Wear pollution: G’point activist pushing air-monitor accessories

Wear pollution: G’point activist pushing air-monitor accessories
Photo by Stefano Giovannini

Greenpoint residents might soon be transformed into scientific researchers just by putting on a necklace.

A technologically minded activist has created an air-pollution detector that he hopes to get locals to wear around their necks in order to create a far-reaching, real-time picture of the toxins floating above the polluted neighborhood.

“This allows the community to get involved and do research,” said Michael Heimbinder, a member of the Newtown Creek Alliance and founder of HabitatMap, which builds tools for community organizing around environmental issues. “It will amplify their voices and the importance of the data they are collecting.”

The tool, called Air Casting Greenpoint, is a piece of blue-plastic bling that sniffs the air several times a second and sends the results to an Android phone, which then analyzes the data and sends them to an online database. Taken together, the data can create snapshot and minute-to-minute heat maps of air pollution. Seeing the results will make participants feel like the effort is worth it, Heimbinder said.

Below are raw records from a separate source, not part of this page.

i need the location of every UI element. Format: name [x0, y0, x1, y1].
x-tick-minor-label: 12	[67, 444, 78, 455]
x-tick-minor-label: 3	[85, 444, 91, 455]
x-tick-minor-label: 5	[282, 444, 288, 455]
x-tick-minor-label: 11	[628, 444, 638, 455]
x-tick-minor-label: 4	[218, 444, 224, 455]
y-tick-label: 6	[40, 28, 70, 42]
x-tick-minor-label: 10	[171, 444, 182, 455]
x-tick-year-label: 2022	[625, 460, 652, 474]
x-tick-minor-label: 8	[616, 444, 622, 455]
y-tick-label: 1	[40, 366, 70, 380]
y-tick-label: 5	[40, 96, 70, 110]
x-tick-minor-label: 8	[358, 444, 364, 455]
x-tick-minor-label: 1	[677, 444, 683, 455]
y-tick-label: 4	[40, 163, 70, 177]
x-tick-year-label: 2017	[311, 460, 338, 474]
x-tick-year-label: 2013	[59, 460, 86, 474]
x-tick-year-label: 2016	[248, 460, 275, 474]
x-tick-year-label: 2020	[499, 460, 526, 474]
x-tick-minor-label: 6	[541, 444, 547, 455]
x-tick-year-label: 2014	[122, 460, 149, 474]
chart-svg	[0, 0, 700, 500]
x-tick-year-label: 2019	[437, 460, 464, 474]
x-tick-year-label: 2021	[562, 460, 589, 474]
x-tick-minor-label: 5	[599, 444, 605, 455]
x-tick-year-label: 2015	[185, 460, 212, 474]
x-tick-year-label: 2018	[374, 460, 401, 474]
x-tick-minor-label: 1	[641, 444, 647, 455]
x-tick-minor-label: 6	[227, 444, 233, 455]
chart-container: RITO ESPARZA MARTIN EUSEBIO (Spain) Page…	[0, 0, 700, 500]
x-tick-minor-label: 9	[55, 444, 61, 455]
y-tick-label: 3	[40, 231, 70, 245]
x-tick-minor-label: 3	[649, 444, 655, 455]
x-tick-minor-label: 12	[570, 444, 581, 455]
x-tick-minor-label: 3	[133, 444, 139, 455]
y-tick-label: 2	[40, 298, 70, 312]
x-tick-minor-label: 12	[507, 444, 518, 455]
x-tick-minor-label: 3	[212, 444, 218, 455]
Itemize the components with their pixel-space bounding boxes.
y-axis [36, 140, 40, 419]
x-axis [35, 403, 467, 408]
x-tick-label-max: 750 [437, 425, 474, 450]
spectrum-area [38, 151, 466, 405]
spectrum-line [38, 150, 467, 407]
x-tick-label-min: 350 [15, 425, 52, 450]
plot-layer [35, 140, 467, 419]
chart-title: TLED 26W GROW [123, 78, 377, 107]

“You can be walking along, and every second, you can see yourself on the map,” he said. “It is empowering.”

The project is still in its infancy, and Heimbinder is angling for $235,000 of the Big Oil court settlement stemming from the Greenpoint oil spill that was three times the size of the Exxon Valdez disaster. The corporate money in the Greenpoint Community Environmental Fund is entering its third round of disbursements, which are voted on by locals.

If the project gets funded, Heimbinder hopes to recruit about 240 volunteers. The goal of getting so many people involved is to build support for clearing the air in the neighborhood that is home to the Brooklyn-Queens Expressway, waste-transfer facilities, and Newtown Creek.

“It will make them more willing to push for policies that will clean up air in Greenpoint,” he said.

Heimbinder has already recruited a few helpers to head up the project if he does raise the money.

“It will be inspiring to be able to take some of those issues on a smaller scale and understand them better,” said Willis Elkins, Newtown Creek Alliance project manager.

Another neighborhood activist is also excited about the project.

“This hands-on version will help will public awareness of the issue,” said Jenny Romer, who lives in Greenpoint. “It will be a conversation starter.”